Homebase Expansion: top
The initial Chocolate Vanilla Arborists will be based in Richmond, Virginia. Thereafter, satellite processes will be set up in other regions of the company from which offsprings will be created as the process is standardized. Tapes and manuals from on-line sources will be referenced for training purposes with a career ladder established from tree monkey to team leader.

Disaster Service: top

After natural disaster, the Chocolate Vanilla Arborists will be hired by the power companies and municipalities to remove trees for rapid return to normal community activities. As is, arborists are called in from other cities, states and, even, Canada. This external call-in results in higher disaster costs and longer disaster delays.

Preventative cutting: With droughts increasing, it would be good for trees if they were de-crowned, that is, remove the third of the tree so it does not need as much water to remain viable but its shading/cooling diameter remains intact. Trees would survive better and longer.

Summary of what Chocolate Vanilla Arborists does: top

  1. Puts vets to work.
  2. Cuts the cost of cradle-to-grave tree management by 50%.
  3. Cuts insurance costs.
  4. Cuts electricity costs.
  5. Speeds up recovery from natural disasters.
  6. Reclaims carbon in a renewable manner with an energy bonus compared to rotting in the ground or in a garbage dump.
  7. Helps, most importantly, retard or reverse global warming.

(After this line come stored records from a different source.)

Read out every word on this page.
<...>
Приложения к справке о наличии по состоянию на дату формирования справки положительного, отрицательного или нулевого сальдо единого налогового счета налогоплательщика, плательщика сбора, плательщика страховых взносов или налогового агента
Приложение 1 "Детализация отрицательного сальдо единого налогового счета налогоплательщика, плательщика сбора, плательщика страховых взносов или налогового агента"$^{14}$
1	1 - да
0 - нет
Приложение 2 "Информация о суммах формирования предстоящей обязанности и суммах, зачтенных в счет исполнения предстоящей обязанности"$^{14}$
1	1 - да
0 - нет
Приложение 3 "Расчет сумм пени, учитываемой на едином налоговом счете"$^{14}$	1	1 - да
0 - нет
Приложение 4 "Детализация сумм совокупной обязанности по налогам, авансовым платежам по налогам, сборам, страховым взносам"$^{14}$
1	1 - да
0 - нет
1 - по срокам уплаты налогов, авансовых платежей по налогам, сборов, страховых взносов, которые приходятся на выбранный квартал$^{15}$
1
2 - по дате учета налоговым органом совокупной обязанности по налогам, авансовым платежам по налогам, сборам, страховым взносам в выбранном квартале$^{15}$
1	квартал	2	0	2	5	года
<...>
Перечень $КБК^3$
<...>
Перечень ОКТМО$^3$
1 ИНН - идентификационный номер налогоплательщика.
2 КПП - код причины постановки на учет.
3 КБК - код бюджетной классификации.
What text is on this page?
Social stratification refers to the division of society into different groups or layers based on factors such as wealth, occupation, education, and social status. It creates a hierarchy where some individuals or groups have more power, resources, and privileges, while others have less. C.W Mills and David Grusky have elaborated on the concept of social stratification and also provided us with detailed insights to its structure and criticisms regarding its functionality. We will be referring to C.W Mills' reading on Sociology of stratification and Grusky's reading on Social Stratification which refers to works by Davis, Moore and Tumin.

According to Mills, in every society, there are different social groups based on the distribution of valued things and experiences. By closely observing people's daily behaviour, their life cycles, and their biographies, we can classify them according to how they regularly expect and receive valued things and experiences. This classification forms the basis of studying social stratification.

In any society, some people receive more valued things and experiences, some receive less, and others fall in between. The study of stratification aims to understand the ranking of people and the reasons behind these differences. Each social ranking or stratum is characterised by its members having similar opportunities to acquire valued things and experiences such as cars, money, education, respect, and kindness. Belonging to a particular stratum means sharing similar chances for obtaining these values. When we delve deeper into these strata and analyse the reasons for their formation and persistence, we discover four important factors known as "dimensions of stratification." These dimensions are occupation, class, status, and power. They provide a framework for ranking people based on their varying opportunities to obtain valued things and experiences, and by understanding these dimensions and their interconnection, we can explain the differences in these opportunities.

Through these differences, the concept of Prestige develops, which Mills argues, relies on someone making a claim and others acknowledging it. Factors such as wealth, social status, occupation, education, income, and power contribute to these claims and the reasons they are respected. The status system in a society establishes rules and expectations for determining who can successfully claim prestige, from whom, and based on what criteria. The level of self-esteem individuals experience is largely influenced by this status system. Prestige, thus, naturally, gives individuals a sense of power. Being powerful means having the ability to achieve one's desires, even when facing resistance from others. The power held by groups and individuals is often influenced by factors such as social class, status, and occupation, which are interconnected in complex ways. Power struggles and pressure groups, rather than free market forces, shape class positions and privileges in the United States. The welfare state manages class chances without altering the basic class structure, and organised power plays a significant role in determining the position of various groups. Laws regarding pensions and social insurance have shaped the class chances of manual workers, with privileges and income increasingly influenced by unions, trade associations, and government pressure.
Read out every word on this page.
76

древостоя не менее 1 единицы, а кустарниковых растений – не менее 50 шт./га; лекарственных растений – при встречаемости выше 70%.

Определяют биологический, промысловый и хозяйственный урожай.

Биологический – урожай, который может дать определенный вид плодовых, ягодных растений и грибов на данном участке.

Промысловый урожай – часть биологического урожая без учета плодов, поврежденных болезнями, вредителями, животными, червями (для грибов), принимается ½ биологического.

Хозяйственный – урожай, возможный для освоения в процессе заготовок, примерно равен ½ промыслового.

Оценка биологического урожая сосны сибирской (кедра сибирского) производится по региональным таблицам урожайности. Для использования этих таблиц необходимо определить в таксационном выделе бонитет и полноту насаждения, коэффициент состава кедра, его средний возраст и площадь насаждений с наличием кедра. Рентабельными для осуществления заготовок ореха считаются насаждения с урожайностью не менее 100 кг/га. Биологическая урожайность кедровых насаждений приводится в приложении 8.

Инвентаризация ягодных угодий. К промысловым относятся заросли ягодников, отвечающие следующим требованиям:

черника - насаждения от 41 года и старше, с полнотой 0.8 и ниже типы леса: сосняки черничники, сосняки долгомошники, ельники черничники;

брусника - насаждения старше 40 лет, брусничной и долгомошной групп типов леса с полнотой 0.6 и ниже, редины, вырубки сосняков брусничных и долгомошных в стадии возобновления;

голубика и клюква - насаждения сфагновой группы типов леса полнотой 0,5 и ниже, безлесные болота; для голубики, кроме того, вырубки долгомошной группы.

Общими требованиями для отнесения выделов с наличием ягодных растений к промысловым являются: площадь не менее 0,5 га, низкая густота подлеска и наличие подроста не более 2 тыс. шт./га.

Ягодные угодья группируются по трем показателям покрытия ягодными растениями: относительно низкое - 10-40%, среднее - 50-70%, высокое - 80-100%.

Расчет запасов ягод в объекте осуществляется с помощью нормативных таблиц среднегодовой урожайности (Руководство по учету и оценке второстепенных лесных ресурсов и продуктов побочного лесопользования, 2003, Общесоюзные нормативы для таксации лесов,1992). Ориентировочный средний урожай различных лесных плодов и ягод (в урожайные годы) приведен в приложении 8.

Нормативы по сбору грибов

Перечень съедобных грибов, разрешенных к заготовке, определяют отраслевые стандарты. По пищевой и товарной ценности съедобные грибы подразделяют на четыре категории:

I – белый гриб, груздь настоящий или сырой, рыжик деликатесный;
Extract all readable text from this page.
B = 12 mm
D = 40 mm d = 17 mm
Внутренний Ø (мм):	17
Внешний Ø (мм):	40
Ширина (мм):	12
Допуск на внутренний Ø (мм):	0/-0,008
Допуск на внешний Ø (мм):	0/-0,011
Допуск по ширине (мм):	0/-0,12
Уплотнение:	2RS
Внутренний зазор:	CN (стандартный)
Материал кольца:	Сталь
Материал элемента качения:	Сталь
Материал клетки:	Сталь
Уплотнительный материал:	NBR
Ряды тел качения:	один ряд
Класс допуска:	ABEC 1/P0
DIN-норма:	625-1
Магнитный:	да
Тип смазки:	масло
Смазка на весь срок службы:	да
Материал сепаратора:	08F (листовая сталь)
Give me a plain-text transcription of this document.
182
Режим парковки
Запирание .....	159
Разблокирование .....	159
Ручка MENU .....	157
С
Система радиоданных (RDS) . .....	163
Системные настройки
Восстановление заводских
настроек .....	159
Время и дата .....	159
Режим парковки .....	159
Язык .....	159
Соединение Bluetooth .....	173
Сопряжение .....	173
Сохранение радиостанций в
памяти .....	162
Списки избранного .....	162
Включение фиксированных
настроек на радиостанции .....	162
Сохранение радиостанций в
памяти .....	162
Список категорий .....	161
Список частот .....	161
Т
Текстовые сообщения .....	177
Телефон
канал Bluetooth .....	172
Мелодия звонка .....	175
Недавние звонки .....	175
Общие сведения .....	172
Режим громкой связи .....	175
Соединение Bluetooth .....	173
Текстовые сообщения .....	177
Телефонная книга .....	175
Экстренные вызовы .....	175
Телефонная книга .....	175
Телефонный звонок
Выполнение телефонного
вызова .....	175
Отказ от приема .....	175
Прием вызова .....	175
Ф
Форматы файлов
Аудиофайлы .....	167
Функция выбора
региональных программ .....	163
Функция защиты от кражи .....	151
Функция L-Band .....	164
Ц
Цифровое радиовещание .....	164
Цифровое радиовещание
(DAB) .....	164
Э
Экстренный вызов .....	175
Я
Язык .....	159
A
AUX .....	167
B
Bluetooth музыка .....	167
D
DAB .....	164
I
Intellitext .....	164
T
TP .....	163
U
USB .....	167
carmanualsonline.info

Why vets get first chance: top

  1. Personal repayment--While I did not pay in full my debt, the military training, honorable discharge and GI Bill was the beginning of the good life for me.
  2. As the existential meltdown accelerates from climate chaos destroying the biomass and foodchain, military personnel who know the system will take care of them first and foremost will be less likely to take, as has been the case many times, the steps to a military dictatorship to preserve law and order so they get their survival items.
  3. While I think horribly of the Veterans Affair Administration, my concern for the vets is unqualified. It is a akin to how one should support the troops but not the political decision to misuse them.
  4. Note: Some personal friends will hired into the first startup because of my knowledge of their technical and managerial skills as well as work ethic. All employees in the prooving out initial team will receive a one-year lifehour credit bonus after one-year of "good conduct" service. Any demerits cuts the bonus in half, e.g., late to work, intoxicated, drug-use, domestic abuse. (I believe working with vets gives a vet another avenue to decompress from military service as well as an understanding of PTSD.)